Two-dimensional MHD simulation was performed to study the evolution of Kelvin-Helmholtz (KH) instability on Venusian ionopause in response to the strong sheared velocity flow in presence of the in-plane magnetic field parallel to the direction of the flow. The physical behavior as well as the trigger condition and occurrence condition for highly rolled-up vortex are characterized through several principle parameters, including Alfven Mach number on the upper side of the layer, the ratio of density and increase and the ratio of in-plane magnetic field between the two sides of the layer, et al. The Key result from our simulations is that both of the density increase and in-plane magnetic component on the boundary layer play a role of stabilizing the instability. In the high density increase cases, the value of final total magnetic energy in the quasi-steady status is much more than that of the initial status and dependent on the ratio of density increase, which is quite distinct from that with low density increase. The nonlinear development of case with high density increase and uniform magnetic field is of interest that a single magnetic island forms before the instability saturation.

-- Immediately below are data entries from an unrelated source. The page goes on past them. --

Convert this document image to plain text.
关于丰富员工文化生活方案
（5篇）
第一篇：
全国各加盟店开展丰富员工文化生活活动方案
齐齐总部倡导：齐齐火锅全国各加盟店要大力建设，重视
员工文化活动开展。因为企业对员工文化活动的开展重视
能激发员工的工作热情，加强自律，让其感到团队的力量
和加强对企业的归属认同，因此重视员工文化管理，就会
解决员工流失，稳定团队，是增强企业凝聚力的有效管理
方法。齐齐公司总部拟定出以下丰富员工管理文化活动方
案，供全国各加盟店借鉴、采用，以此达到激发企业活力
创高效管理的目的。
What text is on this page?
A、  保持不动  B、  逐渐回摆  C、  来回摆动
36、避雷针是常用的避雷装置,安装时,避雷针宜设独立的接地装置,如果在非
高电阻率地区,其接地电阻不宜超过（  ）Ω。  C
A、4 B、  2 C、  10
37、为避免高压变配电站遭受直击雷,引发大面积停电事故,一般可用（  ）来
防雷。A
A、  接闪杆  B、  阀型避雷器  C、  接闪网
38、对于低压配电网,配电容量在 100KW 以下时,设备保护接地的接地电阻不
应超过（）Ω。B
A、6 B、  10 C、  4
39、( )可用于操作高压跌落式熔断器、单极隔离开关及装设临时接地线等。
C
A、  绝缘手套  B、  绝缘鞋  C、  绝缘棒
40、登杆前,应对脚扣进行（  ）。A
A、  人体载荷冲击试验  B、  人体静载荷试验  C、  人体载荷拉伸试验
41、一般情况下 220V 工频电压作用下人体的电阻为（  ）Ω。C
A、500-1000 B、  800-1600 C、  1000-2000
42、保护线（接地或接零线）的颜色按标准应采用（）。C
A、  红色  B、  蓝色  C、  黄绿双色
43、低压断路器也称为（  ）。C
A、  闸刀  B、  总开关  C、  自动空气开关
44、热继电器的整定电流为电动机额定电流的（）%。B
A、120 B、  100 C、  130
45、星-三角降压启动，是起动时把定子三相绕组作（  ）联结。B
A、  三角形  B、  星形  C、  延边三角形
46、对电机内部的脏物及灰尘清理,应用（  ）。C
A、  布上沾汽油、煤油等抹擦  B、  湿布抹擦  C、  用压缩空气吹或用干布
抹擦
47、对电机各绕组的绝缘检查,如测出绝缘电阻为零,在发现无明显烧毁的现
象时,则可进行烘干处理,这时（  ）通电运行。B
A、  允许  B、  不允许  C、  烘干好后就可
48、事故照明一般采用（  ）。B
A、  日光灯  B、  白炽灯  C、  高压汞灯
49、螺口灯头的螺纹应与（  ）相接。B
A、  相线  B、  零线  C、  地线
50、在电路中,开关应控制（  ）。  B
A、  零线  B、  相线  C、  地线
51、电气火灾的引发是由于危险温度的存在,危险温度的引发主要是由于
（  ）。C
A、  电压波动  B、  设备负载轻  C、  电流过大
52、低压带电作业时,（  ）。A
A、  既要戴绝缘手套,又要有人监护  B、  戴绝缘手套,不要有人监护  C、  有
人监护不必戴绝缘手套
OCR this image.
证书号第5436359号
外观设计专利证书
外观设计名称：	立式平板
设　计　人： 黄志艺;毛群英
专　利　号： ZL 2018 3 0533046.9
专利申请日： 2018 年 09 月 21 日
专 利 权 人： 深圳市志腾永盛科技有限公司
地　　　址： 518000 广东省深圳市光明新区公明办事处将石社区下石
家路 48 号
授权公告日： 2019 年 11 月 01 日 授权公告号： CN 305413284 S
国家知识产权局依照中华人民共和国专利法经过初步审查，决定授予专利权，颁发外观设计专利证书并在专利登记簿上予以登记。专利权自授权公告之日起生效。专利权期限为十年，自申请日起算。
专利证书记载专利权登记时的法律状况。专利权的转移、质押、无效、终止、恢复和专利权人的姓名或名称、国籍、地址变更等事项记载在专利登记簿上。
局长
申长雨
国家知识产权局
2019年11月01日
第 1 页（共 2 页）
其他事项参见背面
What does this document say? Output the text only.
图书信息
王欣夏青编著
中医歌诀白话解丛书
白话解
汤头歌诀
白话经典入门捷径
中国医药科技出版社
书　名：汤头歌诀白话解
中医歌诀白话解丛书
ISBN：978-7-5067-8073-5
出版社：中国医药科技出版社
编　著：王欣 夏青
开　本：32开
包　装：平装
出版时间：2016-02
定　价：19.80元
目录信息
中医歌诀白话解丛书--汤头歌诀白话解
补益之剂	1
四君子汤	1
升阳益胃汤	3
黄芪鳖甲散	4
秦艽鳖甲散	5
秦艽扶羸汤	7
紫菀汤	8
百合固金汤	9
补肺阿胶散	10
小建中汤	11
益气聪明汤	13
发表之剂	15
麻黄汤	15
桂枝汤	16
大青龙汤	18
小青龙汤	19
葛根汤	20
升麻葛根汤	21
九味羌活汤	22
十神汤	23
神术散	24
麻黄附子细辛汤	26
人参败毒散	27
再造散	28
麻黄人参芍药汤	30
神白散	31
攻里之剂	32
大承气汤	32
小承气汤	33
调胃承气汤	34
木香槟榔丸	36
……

In the non-linear development phase, a new magnetic island arises associated with magnetic reconnection occurring inside the narrow high rolled up density region, combining the pre-existing magnetic island together to form a quasi-steady two island pattern. This pattern subsequently persists for a long period until the two magnetic islands die away because of the strong magnetic tension, instead of a steady pattern with almost uniform magnetic field.